Today, I made Peter Reinhart's Rich Man's Brioche from BBA. I've never made such a rich, buttey bread, but it was delicious. I could only eat one slice, but with raspberry jam, it made the best breakfast.
I posted this on the blog my brother and I share ( http://bakingacrosscountry.wordpress.com/ ) We're both trying to complete the Bread Baker's Apprentice challenge, and also, I'm completing a high school project about artisan breads.
Anyway, here's the post!
Nowadays, we know brioche as a rich bread, enriched with enormous amounts of butter and eggs. The name brioche is derived from the Norman verb, "to pound." The Norman region of France was well known for the butter which they produced, and excessive kneading was required to incorporate all the butter into the dough.
Brioche came to Paris in the 1600s as a much heavier and far less rich bread than the one we know today. Supposedly brioche became well known with Marie Antoinette's famous quote, "qu'ils manget de al brioche" during the 1700s, which translates to "let them eat cake." This referred to the peasants who rioted because there was a lack of bread. The different butter contents of bread were baked for different classes-even the food reflected the social-class divides in 18th century France.

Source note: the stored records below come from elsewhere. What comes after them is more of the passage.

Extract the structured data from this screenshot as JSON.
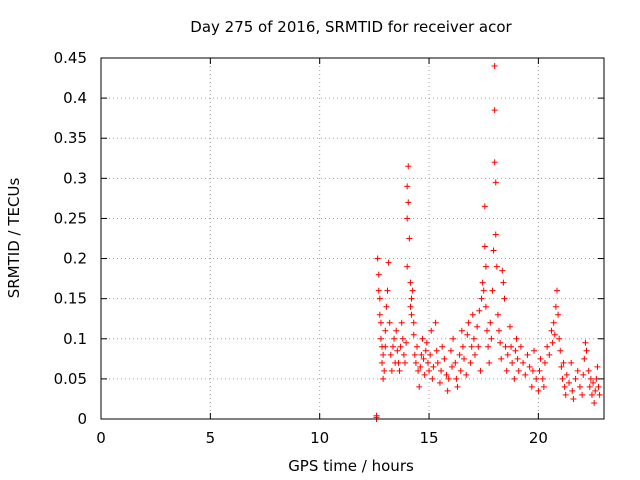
{
  "chart_data": {
    "type": "scatter",
    "title": "Day 275 of 2016, SRMTID for receiver acor",
    "xlabel": "GPS time / hours",
    "ylabel": "SRMTID / TECUs",
    "xlim": [
      0,
      23
    ],
    "ylim": [
      0,
      0.45
    ],
    "x_ticks": [
      "0",
      "5",
      "10",
      "15",
      "20"
    ],
    "y_ticks": [
      "0",
      "0.05",
      "0.1",
      "0.15",
      "0.2",
      "0.25",
      "0.3",
      "0.35",
      "0.4",
      "0.45"
    ],
    "grid": true,
    "legend": "none",
    "marker": "+",
    "series": [
      {
        "name": "SRMTID",
        "color": "#ff0000",
        "points": [
          [
            12.6,
            0.0
          ],
          [
            12.6,
            0.002
          ],
          [
            12.6,
            0.004
          ],
          [
            12.65,
            0.2
          ],
          [
            12.7,
            0.18
          ],
          [
            12.7,
            0.16
          ],
          [
            12.75,
            0.15
          ],
          [
            12.75,
            0.13
          ],
          [
            12.8,
            0.12
          ],
          [
            12.8,
            0.1
          ],
          [
            12.85,
            0.09
          ],
          [
            12.85,
            0.07
          ],
          [
            12.9,
            0.08
          ],
          [
            12.9,
            0.05
          ],
          [
            12.95,
            0.06
          ],
          [
            13.0,
            0.09
          ],
          [
            13.0,
            0.11
          ],
          [
            13.05,
            0.14
          ],
          [
            13.1,
            0.16
          ],
          [
            13.15,
            0.195
          ],
          [
            13.2,
            0.12
          ],
          [
            13.25,
            0.08
          ],
          [
            13.3,
            0.06
          ],
          [
            13.35,
            0.09
          ],
          [
            13.4,
            0.1
          ],
          [
            13.45,
            0.07
          ],
          [
            13.5,
            0.11
          ],
          [
            13.55,
            0.085
          ],
          [
            13.6,
            0.07
          ],
          [
            13.65,
            0.06
          ],
          [
            13.7,
            0.09
          ],
          [
            13.75,
            0.12
          ],
          [
            13.8,
            0.1
          ],
          [
            13.85,
            0.08
          ],
          [
            13.9,
            0.07
          ],
          [
            13.95,
            0.095
          ],
          [
            14.0,
            0.19
          ],
          [
            14.0,
            0.25
          ],
          [
            14.0,
            0.29
          ],
          [
            14.05,
            0.315
          ],
          [
            14.05,
            0.27
          ],
          [
            14.1,
            0.225
          ],
          [
            14.15,
            0.17
          ],
          [
            14.15,
            0.14
          ],
          [
            14.2,
            0.15
          ],
          [
            14.2,
            0.13
          ],
          [
            14.25,
            0.16
          ],
          [
            14.3,
            0.12
          ],
          [
            14.3,
            0.105
          ],
          [
            14.35,
            0.08
          ],
          [
            14.4,
            0.07
          ],
          [
            14.45,
            0.09
          ],
          [
            14.5,
            0.06
          ],
          [
            14.55,
            0.04
          ],
          [
            14.6,
            0.065
          ],
          [
            14.65,
            0.08
          ],
          [
            14.7,
            0.1
          ],
          [
            14.75,
            0.075
          ],
          [
            14.8,
            0.055
          ],
          [
            14.85,
            0.085
          ],
          [
            14.9,
            0.095
          ],
          [
            14.95,
            0.07
          ],
          [
            15.0,
            0.06
          ],
          [
            15.05,
            0.08
          ],
          [
            15.1,
            0.11
          ],
          [
            15.15,
            0.05
          ],
          [
            15.2,
            0.065
          ],
          [
            15.3,
            0.12
          ],
          [
            15.35,
            0.085
          ],
          [
            15.4,
            0.07
          ],
          [
            15.5,
            0.045
          ],
          [
            15.55,
            0.06
          ],
          [
            15.6,
            0.09
          ],
          [
            15.7,
            0.075
          ],
          [
            15.8,
            0.055
          ],
          [
            15.85,
            0.035
          ],
          [
            15.9,
            0.05
          ],
          [
            16.0,
            0.085
          ],
          [
            16.05,
            0.065
          ],
          [
            16.1,
            0.1
          ],
          [
            16.2,
            0.07
          ],
          [
            16.25,
            0.05
          ],
          [
            16.3,
            0.04
          ],
          [
            16.4,
            0.08
          ],
          [
            16.45,
            0.06
          ],
          [
            16.5,
            0.11
          ],
          [
            16.55,
            0.09
          ],
          [
            16.6,
            0.075
          ],
          [
            16.7,
            0.055
          ],
          [
            16.75,
            0.105
          ],
          [
            16.8,
            0.12
          ],
          [
            16.9,
            0.07
          ],
          [
            16.95,
            0.09
          ],
          [
            17.0,
            0.13
          ],
          [
            17.05,
            0.1
          ],
          [
            17.1,
            0.08
          ],
          [
            17.2,
            0.115
          ],
          [
            17.25,
            0.09
          ],
          [
            17.3,
            0.135
          ],
          [
            17.35,
            0.06
          ],
          [
            17.4,
            0.15
          ],
          [
            17.45,
            0.17
          ],
          [
            17.5,
            0.16
          ],
          [
            17.55,
            0.265
          ],
          [
            17.55,
            0.215
          ],
          [
            17.6,
            0.19
          ],
          [
            17.6,
            0.14
          ],
          [
            17.65,
            0.11
          ],
          [
            17.7,
            0.09
          ],
          [
            17.75,
            0.07
          ],
          [
            17.8,
            0.12
          ],
          [
            17.85,
            0.1
          ],
          [
            17.9,
            0.16
          ],
          [
            17.95,
            0.21
          ],
          [
            18.0,
            0.44
          ],
          [
            18.0,
            0.385
          ],
          [
            18.0,
            0.32
          ],
          [
            18.05,
            0.295
          ],
          [
            18.05,
            0.23
          ],
          [
            18.1,
            0.19
          ],
          [
            18.15,
            0.13
          ],
          [
            18.2,
            0.11
          ],
          [
            18.25,
            0.095
          ],
          [
            18.3,
            0.075
          ],
          [
            18.35,
            0.185
          ],
          [
            18.4,
            0.17
          ],
          [
            18.45,
            0.15
          ],
          [
            18.5,
            0.09
          ],
          [
            18.55,
            0.06
          ],
          [
            18.6,
            0.08
          ],
          [
            18.7,
            0.115
          ],
          [
            18.75,
            0.09
          ],
          [
            18.8,
            0.07
          ],
          [
            18.9,
            0.05
          ],
          [
            18.95,
            0.085
          ],
          [
            19.0,
            0.1
          ],
          [
            19.05,
            0.075
          ],
          [
            19.1,
            0.06
          ],
          [
            19.2,
            0.09
          ],
          [
            19.3,
            0.07
          ],
          [
            19.4,
            0.055
          ],
          [
            19.5,
            0.08
          ],
          [
            19.6,
            0.065
          ],
          [
            19.7,
            0.04
          ],
          [
            19.75,
            0.06
          ],
          [
            19.8,
            0.085
          ],
          [
            19.9,
            0.05
          ],
          [
            20.0,
            0.035
          ],
          [
            20.05,
            0.06
          ],
          [
            20.1,
            0.075
          ],
          [
            20.2,
            0.05
          ],
          [
            20.25,
            0.04
          ],
          [
            20.3,
            0.07
          ],
          [
            20.4,
            0.09
          ],
          [
            20.5,
            0.08
          ],
          [
            20.6,
            0.11
          ],
          [
            20.65,
            0.095
          ],
          [
            20.7,
            0.12
          ],
          [
            20.75,
            0.105
          ],
          [
            20.8,
            0.14
          ],
          [
            20.85,
            0.16
          ],
          [
            20.9,
            0.13
          ],
          [
            20.95,
            0.1
          ],
          [
            21.0,
            0.085
          ],
          [
            21.05,
            0.065
          ],
          [
            21.1,
            0.05
          ],
          [
            21.15,
            0.07
          ],
          [
            21.2,
            0.04
          ],
          [
            21.25,
            0.03
          ],
          [
            21.3,
            0.055
          ],
          [
            21.4,
            0.045
          ],
          [
            21.5,
            0.07
          ],
          [
            21.55,
            0.035
          ],
          [
            21.6,
            0.025
          ],
          [
            21.7,
            0.05
          ],
          [
            21.8,
            0.06
          ],
          [
            21.9,
            0.04
          ],
          [
            22.0,
            0.03
          ],
          [
            22.05,
            0.055
          ],
          [
            22.1,
            0.075
          ],
          [
            22.15,
            0.095
          ],
          [
            22.2,
            0.085
          ],
          [
            22.3,
            0.06
          ],
          [
            22.35,
            0.04
          ],
          [
            22.4,
            0.05
          ],
          [
            22.45,
            0.03
          ],
          [
            22.5,
            0.045
          ],
          [
            22.55,
            0.02
          ],
          [
            22.6,
            0.035
          ],
          [
            22.65,
            0.05
          ],
          [
            22.7,
            0.065
          ],
          [
            22.75,
            0.04
          ],
          [
            22.8,
            0.03
          ]
        ]
      }
    ]
  }
}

In the Bread Baker's Apprentice, Peter Reinhart provides three different recipes which vary in the butter content. Rich Man's Brioche has about 88% butter to flour ratio, Middle-Class Brioche has about 50%, and Poor Man's Brioche has about 20%. Since I had never made brioche, I splurged and made Rich Man's-why not? The recipe makes three loaves- In my head, the idea of three loaves somehow justified the pound (?!) of butter in the bread.

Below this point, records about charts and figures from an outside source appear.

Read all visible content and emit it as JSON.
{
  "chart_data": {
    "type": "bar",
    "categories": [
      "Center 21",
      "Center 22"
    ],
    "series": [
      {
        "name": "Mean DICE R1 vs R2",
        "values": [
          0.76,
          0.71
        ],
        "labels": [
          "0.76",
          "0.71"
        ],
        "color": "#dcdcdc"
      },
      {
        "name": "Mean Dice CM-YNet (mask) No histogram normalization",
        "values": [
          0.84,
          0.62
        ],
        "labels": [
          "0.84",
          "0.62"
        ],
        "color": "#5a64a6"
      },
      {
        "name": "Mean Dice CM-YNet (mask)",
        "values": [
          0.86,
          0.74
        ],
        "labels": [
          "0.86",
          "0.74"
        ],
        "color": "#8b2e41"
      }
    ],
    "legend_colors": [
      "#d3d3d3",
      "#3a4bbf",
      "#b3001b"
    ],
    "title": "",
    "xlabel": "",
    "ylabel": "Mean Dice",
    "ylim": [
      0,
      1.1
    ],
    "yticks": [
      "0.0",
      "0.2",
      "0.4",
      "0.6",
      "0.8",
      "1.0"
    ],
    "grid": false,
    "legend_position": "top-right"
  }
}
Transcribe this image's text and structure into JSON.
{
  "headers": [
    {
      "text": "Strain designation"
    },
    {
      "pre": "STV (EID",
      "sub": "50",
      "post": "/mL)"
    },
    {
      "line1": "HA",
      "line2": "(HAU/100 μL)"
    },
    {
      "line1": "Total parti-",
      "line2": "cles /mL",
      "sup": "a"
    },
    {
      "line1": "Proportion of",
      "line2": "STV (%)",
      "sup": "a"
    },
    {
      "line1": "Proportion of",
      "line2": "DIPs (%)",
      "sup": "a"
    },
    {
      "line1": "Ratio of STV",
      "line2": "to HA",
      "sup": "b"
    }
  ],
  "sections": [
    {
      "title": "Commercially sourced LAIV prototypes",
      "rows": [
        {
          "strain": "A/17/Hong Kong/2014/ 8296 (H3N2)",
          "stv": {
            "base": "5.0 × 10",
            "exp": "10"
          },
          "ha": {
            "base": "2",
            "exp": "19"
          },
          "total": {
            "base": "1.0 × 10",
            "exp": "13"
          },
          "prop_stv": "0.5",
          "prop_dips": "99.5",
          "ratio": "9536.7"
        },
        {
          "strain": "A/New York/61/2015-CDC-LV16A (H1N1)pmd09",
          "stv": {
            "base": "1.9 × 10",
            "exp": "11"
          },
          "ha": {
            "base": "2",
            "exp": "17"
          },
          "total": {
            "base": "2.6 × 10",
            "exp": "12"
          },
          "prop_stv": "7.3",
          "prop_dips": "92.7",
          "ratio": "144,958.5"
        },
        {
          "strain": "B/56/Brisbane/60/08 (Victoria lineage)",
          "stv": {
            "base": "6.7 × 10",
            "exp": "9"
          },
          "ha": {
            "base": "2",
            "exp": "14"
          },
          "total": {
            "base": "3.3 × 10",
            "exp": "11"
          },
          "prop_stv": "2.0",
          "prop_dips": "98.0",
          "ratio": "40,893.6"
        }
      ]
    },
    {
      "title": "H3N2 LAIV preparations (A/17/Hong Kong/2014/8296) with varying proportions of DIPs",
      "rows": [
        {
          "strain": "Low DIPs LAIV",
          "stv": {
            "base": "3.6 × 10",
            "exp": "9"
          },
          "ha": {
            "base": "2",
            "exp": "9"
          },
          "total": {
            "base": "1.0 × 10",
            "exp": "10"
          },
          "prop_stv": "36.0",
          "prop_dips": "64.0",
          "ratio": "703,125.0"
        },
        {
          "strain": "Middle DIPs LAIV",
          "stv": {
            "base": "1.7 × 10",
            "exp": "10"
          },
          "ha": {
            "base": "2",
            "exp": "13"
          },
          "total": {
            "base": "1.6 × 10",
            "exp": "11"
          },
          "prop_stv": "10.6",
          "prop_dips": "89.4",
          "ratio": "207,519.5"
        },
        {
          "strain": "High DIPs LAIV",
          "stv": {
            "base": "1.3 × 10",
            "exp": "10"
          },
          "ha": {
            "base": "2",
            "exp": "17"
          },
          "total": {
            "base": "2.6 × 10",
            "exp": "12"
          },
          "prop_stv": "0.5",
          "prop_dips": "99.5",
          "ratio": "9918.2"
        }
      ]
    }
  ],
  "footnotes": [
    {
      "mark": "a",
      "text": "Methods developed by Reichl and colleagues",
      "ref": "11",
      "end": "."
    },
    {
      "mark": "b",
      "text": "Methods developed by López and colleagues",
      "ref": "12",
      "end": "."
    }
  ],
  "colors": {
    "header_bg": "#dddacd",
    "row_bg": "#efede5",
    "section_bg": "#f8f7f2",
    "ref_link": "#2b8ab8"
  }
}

Traditionally, brioche is baked in molds as brioche a tete, which are formed with two balls of dough. Served with jam, brioche makes a perfect breakfast, and topped with meats and cheese, it can be served for lunch or dinner, thus making brioche a truly versatile bread.

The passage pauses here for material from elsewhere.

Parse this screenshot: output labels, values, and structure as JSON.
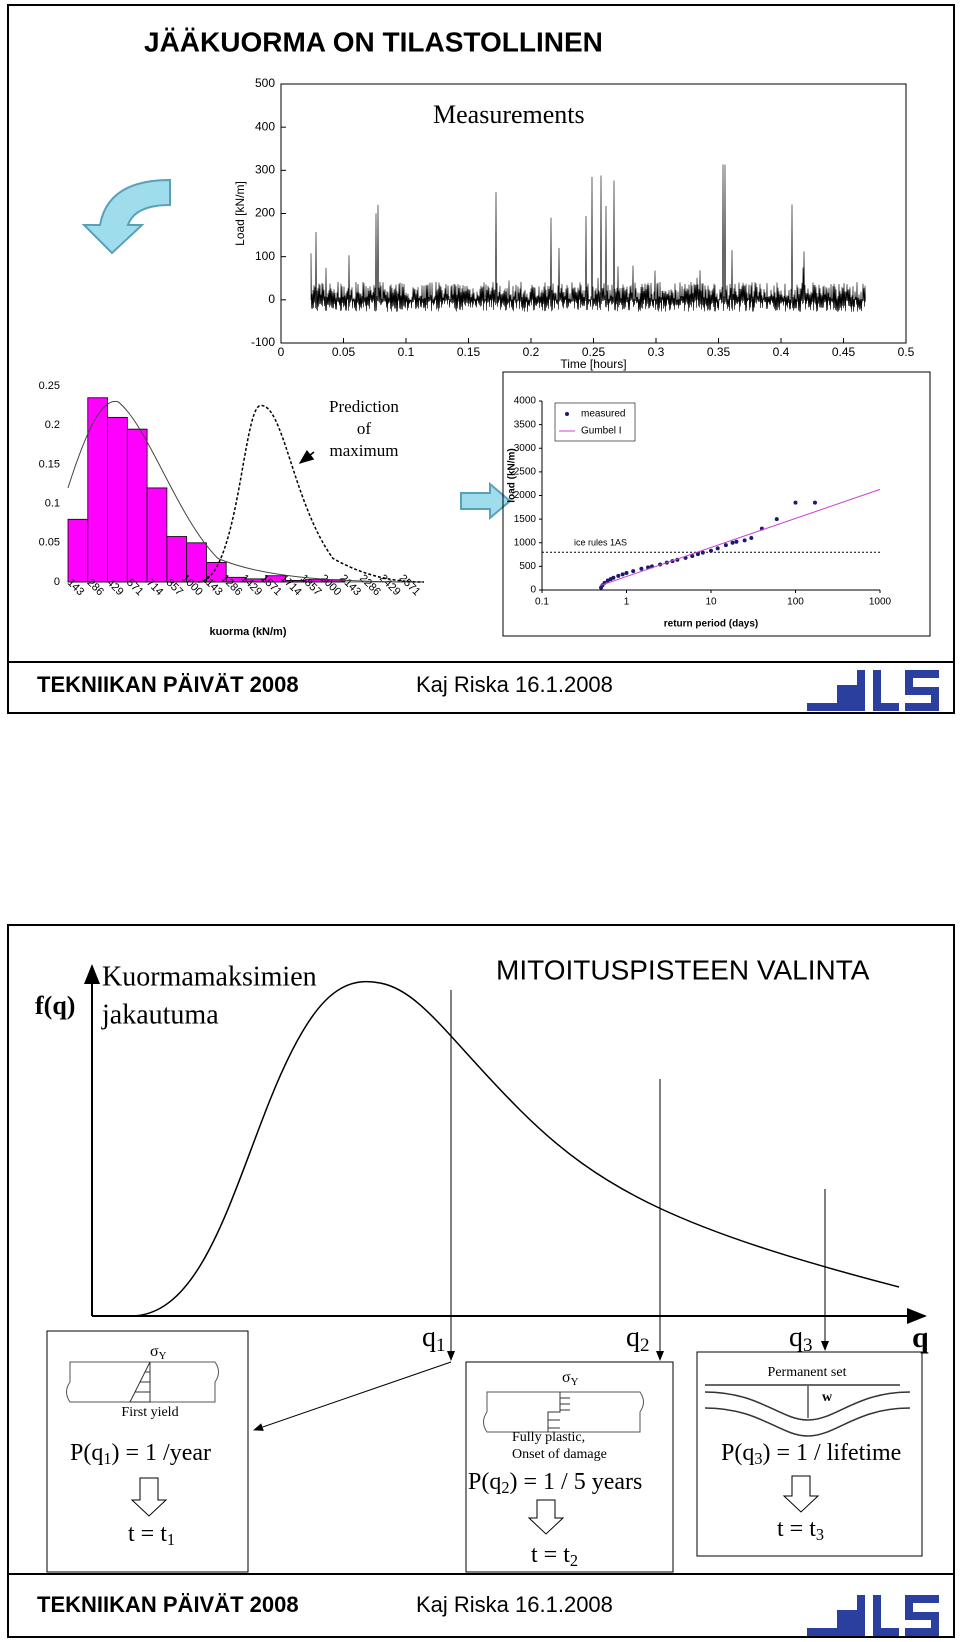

I began the brioche with a sponge of flour, yeast, and milk. After the sponge rose and collapsed, I added five eggs. Next, incorporated the dry ingredients (flour, salt, and sugar), and mixed until the flour was hydrated.
After a few minutes, I mixed in a stick of butter at a time, making sure they were fully incorporated before the next addition. The dough looked smooth, and almost icing-like, because of the butter. I had never worked with such a fluffy, light bread dough, so I felt kind of intimidated in new waters.
After all the butter was added, I mixed for a few more minutes until the dough was soft, and tacky, but not sticky. I spread the dough onto a cookie sheet and put it in the refrigerator to firm up and retard overnight.
Since I don't have brioche molds, I used three loaf pans. I cut the dough into three even pieces, and with a rolling pin, I formed a rectangle. Like sandwich bread, I rolled the dough up, and placed them seam-down in the pan, and let it rise for about two hours. After it had risen for the second time, I brushed it an egg wash, to form a shiny crust.
In a 350 degree oven, I baked the bread until it was golden brown, and the internal temperature reached 190 degrees. However, when I tried to take the bread out of the pan, it kind of stuck to my not-nonstick pans, which I didn't grease. With some slight prying, I got the bread out, but slightly crushed and deflated a loaf. Also, when forming the loaves, I didn't seal the seam well, and when baked, it split on the sides.
Once cooled, I cut the bread, which flaked like a croissant, and tasted so rich and delicious. Since there is so much butter, one slice is more than enough, but every bite was so delicate and smooth. I'm glad I splurged for Rich Man's brioche, but I'm not sure how often I'll make it because of it's richness. With raspberry jam, it honestly made the best breakfast.